Welcome to: Fundamentals of Reinforcement Studying, the primary course in a four-part specialization on Reinforcement Studying dropped at you by the College of Alberta, Onlea, and Coursera. On this pre-course module, you’ll be launched to your instructors, get a flavour of what the course has in retailer for you, and be given an in-depth roadmap to assist make your journey by means of this specialization as clean as attainable.
4 hours to finish
An Introduction to Sequential Resolution-Making
For the primary week of this course, you’ll learn to perceive the exploration-exploitation trade-off in sequential decision-making, implement incremental algorithms for estimating action-values, and evaluate the strengths and weaknesses to completely different algorithms for exploration.

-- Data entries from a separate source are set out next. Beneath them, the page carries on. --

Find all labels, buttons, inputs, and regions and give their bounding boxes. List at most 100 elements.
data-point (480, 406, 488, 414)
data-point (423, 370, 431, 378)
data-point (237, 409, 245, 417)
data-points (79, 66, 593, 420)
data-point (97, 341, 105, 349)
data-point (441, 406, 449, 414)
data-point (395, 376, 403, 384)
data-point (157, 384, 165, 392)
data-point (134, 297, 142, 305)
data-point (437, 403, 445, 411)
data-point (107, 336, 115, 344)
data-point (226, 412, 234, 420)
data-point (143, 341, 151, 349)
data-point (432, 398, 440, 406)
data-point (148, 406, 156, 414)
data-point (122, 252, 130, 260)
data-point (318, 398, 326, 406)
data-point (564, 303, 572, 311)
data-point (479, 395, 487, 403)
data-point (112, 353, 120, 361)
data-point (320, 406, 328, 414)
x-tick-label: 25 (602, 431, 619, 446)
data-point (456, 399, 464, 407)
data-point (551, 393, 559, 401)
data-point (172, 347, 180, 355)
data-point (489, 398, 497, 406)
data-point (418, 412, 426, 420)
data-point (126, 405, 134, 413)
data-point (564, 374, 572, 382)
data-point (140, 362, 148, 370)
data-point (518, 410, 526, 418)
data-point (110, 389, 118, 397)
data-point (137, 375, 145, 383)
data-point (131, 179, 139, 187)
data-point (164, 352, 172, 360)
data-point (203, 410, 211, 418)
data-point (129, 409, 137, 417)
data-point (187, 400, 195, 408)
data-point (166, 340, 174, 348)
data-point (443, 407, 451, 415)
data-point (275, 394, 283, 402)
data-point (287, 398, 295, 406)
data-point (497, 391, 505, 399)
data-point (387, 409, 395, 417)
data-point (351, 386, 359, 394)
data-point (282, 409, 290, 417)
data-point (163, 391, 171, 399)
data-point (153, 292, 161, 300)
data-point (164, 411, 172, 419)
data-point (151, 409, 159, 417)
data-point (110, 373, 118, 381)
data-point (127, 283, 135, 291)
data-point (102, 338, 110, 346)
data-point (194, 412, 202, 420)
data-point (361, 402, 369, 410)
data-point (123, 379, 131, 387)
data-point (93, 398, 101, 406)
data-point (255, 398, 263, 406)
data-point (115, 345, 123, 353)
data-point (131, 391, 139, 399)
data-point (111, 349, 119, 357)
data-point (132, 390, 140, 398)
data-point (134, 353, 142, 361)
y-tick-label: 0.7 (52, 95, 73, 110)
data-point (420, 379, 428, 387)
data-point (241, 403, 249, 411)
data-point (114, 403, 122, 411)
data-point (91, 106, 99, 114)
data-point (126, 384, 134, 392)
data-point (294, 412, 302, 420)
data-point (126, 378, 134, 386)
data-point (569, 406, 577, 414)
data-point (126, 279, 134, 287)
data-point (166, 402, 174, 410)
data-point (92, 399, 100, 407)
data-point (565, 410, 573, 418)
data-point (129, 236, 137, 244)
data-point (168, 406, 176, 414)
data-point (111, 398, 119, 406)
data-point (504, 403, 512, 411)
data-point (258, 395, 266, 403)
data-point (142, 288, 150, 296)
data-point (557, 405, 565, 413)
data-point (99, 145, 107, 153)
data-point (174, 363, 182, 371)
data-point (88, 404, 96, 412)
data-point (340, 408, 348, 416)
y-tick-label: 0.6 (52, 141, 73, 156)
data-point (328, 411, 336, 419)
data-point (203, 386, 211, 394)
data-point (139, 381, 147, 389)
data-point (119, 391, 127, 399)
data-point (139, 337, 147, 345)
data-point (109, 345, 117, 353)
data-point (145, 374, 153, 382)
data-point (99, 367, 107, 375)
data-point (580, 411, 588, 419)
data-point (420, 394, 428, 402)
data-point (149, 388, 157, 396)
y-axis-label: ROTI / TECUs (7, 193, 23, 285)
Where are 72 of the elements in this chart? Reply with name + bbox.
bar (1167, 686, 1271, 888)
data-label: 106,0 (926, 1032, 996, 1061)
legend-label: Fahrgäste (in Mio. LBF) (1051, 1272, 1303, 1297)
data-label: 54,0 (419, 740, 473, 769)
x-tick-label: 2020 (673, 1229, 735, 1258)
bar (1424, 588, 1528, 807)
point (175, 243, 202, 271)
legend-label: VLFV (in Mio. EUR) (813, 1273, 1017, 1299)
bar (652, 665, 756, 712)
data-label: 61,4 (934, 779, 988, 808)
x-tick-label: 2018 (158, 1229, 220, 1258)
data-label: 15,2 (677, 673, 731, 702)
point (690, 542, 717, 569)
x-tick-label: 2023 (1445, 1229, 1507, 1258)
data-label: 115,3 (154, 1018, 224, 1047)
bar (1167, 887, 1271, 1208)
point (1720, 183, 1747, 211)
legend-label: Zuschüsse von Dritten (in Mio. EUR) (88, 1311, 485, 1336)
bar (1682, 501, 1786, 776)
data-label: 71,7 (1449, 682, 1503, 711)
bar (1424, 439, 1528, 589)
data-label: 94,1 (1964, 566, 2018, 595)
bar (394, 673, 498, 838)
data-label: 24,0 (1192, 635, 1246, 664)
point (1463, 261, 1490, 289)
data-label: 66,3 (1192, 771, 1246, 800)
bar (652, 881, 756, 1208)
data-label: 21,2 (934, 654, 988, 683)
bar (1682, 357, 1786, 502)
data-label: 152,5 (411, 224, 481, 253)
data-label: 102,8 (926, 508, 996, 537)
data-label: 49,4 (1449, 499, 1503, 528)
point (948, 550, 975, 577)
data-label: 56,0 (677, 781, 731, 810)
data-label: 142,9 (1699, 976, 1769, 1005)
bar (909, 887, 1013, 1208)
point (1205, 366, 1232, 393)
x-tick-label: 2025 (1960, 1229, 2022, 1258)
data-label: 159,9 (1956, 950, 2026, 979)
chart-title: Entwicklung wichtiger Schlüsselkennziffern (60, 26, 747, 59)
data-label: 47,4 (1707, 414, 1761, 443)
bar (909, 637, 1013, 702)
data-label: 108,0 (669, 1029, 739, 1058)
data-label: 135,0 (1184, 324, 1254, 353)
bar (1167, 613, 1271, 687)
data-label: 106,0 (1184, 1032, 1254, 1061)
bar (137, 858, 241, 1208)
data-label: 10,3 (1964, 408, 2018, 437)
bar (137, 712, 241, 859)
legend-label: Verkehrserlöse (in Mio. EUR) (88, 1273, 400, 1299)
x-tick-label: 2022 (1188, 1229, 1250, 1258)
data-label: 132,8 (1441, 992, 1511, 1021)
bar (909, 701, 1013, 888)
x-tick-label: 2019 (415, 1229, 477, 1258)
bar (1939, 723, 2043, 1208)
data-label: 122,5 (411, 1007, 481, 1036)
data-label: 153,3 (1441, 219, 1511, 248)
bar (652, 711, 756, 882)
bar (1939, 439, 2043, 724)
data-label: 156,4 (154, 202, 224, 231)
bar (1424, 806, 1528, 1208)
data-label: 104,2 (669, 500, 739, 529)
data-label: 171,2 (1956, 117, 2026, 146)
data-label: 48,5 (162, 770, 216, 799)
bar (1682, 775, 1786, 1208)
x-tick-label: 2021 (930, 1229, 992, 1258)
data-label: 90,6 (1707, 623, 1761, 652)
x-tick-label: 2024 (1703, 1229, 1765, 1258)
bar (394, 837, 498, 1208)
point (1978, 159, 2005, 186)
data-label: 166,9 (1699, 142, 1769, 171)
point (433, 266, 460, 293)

For this week’s graded evaluation, you’ll implement and take a look at an epsilon-greedy agent.
3 hours to finish
Markov Resolution Processes
If you’re offered with an issue in trade, the primary and most necessary step is to translate that downside right into a Markov Resolution Course of (MDP). The standard of your answer relies upon closely on how effectively you do that translation. This week, you’ll be taught the definition of MDPs, you’ll perceive goal-directed habits and the way this may be obtained from maximizing scalar rewards, and additionally, you will perceive the distinction between episodic and persevering with duties. For this week’s graded evaluation, you’ll create three instance duties of your individual that match into the MDP framework.
3 hours to finish
Worth Capabilities & Bellman Equations
As soon as the issue is formulated as an MDP, discovering the optimum coverage is extra environment friendly when utilizing worth features. This week, you’ll be taught the definition of insurance policies and worth features, in addition to Bellman equations, which is the important thing know-how that each one of our algorithms will use.
4 hours to finish
This week, you’ll learn to compute worth features and optimum insurance policies, assuming you will have the MDP mannequin. You’ll implement dynamic programming to compute worth features and optimum insurance policies and perceive the utility of dynamic programming for industrial functions and issues. Additional, you’ll study Generalized Coverage Iteration as a standard template for establishing algorithms that maximize reward. For this week’s graded evaluation, you’ll implement an environment friendly dynamic programming agent in a simulated industrial management downside.